Et il s’élança, le cœur gonflé de joie, hors du château, sur la route de Belle-Île.
Chapitre CCLX — Les amis de M. Fouquet
Le roi était retourné à Paris, et avec lui d’Artagnan, qui, en vingt-quatre heures, ayant pris avec le plus grand soin toutes ses informations à Belle-Île, ne savait rien du secret que gardait si bien le lourd rocher de Locmaria, tombe héroïque de Porthos.
Le capitaine des mousquetaires savait seulement ce que ces deux hommes vaillants, ce que ces deux amis, dont il avait si noblement pris la défense et essayé de sauver la vie, aidés de trois fidèles Bretons, avaient accompli contre une armée entière. Il avait pu voir, lancés dans la lande voisine, les débris humains qui avaient taché de sang les silex épars dans les bruyères.
Il savait aussi qu’un canot avait été aperçu bien loin en mer, et que, pareil à un oiseau de proie, un vaisseau royal avait poursuivi, rejoint et dévoré ce pauvre petit oiseau qui fuyait à tire-d’aile.
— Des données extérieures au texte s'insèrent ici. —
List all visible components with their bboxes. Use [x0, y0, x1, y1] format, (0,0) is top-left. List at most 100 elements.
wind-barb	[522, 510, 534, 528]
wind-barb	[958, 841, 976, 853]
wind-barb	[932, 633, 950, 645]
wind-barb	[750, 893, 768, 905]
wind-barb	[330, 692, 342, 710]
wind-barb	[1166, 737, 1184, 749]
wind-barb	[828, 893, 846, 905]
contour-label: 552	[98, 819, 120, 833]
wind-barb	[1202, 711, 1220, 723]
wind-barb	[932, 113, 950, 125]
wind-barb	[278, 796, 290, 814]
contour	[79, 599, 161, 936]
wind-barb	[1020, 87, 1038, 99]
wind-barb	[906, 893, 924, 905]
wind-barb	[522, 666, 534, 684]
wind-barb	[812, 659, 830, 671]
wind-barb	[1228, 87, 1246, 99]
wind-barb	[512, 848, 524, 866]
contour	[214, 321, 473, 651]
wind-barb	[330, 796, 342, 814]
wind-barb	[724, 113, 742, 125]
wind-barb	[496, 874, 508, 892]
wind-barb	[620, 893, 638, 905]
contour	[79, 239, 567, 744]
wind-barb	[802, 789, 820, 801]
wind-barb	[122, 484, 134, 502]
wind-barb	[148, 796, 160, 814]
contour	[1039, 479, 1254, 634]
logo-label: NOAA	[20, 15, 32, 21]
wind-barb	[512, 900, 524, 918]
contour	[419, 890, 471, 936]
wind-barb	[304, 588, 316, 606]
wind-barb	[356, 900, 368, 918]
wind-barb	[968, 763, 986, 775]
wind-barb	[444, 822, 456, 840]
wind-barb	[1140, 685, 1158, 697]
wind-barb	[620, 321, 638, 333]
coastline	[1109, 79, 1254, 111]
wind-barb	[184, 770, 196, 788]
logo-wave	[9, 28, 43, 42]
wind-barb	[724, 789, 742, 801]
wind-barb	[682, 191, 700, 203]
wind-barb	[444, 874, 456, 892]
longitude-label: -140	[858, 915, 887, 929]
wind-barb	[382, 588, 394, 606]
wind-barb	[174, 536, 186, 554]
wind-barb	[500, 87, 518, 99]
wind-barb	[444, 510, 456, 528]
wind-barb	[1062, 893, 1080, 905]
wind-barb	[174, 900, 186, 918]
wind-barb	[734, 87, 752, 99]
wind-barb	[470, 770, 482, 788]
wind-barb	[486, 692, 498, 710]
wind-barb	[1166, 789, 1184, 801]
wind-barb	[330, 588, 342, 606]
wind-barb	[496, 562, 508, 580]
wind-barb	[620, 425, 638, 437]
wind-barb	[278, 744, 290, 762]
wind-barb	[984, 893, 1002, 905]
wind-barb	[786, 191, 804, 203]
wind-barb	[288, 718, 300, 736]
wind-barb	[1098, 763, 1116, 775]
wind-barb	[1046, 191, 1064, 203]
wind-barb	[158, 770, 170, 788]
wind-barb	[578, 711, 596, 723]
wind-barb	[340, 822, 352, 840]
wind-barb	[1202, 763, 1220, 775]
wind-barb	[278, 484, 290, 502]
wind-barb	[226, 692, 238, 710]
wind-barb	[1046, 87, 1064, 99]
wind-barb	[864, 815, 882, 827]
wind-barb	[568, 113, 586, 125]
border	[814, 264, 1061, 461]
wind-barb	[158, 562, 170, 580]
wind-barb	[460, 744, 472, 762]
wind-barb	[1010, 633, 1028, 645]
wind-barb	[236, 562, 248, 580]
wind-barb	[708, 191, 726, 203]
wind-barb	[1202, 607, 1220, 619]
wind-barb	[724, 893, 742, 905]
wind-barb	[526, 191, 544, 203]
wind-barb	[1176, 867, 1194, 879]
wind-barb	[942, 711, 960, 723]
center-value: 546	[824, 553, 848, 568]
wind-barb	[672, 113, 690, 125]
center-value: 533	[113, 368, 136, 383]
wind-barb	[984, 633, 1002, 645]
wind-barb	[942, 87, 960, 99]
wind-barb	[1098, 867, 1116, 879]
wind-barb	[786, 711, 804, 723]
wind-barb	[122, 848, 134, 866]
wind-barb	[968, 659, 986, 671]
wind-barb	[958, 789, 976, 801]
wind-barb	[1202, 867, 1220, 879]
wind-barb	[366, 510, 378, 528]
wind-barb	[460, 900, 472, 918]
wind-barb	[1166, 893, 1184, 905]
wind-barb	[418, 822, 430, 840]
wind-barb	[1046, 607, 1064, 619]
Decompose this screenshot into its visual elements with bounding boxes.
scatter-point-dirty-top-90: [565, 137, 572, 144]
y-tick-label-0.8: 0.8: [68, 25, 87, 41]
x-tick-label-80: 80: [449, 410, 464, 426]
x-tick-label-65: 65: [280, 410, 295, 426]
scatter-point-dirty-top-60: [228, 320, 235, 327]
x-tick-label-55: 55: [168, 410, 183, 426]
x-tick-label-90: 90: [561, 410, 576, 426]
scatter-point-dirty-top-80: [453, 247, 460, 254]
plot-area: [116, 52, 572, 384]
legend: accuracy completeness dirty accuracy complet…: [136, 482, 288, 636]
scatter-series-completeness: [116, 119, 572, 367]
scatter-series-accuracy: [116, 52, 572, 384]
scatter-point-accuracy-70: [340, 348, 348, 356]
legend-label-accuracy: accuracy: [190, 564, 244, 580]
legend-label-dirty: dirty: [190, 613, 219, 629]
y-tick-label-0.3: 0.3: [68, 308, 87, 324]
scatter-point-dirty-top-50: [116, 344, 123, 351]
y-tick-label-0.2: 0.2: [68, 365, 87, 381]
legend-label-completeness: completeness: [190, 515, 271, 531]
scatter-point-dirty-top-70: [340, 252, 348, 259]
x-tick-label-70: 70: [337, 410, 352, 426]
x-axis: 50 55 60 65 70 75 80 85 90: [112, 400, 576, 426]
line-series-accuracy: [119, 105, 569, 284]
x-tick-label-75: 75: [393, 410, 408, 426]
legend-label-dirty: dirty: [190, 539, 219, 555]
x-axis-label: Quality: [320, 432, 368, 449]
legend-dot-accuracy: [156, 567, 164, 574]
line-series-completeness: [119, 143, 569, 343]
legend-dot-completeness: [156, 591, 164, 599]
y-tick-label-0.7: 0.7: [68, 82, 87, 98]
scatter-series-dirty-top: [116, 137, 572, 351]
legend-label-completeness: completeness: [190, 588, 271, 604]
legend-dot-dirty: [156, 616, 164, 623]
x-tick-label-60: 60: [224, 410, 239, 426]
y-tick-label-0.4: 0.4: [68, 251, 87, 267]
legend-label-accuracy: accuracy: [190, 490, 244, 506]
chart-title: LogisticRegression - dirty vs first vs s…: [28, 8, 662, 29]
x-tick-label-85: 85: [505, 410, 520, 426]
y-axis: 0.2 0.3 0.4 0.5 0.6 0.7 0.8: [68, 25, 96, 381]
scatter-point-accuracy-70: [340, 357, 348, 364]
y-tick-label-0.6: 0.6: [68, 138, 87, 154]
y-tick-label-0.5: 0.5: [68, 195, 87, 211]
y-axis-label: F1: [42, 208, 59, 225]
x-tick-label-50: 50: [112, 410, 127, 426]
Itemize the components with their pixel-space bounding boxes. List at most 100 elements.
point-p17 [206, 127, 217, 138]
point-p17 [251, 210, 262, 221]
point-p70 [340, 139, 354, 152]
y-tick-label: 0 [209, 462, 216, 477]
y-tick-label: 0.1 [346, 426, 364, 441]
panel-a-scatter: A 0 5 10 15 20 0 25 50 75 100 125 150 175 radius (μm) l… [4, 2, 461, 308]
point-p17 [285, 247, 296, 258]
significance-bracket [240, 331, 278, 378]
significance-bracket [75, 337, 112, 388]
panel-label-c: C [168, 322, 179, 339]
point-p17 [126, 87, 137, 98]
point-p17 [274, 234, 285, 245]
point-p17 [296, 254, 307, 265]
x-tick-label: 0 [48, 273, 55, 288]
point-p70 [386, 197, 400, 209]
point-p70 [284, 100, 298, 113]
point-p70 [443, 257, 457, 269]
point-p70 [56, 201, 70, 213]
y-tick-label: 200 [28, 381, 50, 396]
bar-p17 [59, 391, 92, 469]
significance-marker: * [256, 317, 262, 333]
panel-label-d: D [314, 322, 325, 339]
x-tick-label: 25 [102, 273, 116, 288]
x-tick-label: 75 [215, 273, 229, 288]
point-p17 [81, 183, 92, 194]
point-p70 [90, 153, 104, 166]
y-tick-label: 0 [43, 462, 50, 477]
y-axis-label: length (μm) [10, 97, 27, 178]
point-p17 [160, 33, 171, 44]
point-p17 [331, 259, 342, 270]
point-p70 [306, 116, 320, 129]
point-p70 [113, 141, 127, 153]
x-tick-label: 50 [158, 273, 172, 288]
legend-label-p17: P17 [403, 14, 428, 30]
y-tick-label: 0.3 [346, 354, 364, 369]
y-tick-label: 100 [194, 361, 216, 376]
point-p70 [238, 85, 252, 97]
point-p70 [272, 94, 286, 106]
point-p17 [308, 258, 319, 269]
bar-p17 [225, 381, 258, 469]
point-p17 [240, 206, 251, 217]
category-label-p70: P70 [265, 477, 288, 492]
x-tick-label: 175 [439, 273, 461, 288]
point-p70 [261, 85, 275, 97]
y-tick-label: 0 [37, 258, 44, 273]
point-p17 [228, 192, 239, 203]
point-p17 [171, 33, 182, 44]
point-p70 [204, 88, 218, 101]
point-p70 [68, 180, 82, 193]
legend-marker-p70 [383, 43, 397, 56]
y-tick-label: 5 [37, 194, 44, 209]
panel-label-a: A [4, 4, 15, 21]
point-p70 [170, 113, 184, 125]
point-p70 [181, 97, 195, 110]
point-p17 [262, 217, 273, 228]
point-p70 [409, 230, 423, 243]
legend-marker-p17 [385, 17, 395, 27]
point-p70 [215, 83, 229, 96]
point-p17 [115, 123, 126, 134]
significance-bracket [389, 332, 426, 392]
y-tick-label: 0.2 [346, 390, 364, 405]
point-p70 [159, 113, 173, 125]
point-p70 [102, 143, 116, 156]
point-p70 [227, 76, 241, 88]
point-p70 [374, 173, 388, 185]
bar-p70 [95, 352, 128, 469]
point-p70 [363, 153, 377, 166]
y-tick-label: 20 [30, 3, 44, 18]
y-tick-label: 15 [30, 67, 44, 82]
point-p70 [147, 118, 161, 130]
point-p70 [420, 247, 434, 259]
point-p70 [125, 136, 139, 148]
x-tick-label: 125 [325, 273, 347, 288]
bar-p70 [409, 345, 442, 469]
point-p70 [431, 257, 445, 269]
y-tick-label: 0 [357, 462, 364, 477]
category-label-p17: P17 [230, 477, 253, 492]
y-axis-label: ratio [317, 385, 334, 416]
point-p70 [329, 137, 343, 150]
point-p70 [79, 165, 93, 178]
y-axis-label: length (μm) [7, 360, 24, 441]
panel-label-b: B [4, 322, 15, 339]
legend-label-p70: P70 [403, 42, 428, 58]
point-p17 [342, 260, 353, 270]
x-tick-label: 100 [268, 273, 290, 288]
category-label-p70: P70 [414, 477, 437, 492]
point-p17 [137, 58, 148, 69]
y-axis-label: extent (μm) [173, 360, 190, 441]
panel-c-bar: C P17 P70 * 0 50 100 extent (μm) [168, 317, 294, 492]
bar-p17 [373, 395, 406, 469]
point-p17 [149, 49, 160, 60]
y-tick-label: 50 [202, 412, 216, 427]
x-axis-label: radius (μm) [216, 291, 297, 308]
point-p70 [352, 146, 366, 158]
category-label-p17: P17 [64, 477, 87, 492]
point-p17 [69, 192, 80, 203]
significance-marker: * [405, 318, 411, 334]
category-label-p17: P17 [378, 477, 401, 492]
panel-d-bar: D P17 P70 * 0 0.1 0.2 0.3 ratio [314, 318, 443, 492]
Mais là s’arrêtaient les certitudes de d’Artagnan. Le champ des conjectures s’ouvrait à cette limite. Maintenant, que fallait-il penser? Le vaisseau n’était pas revenu. Il est vrai qu’un coup de vent régnait depuis trois jours; mais la corvette était à la fois bonne voilière et solide dans ses membrures; elle ne craignait guère les coups de vent, et celle qui portait Aramis eût dû, selon l’estime de d’Artagnan, être revenue à Brest, ou rentrer à l’embouchure de la Loire.
Telles étaient les nouvelles ambiguës, mais à peu près rassurantes pour lui personnellement, que d’Artagnan rapportait à Louis XIV, lorsque le roi, suivi de toute la Cour, revint à Paris.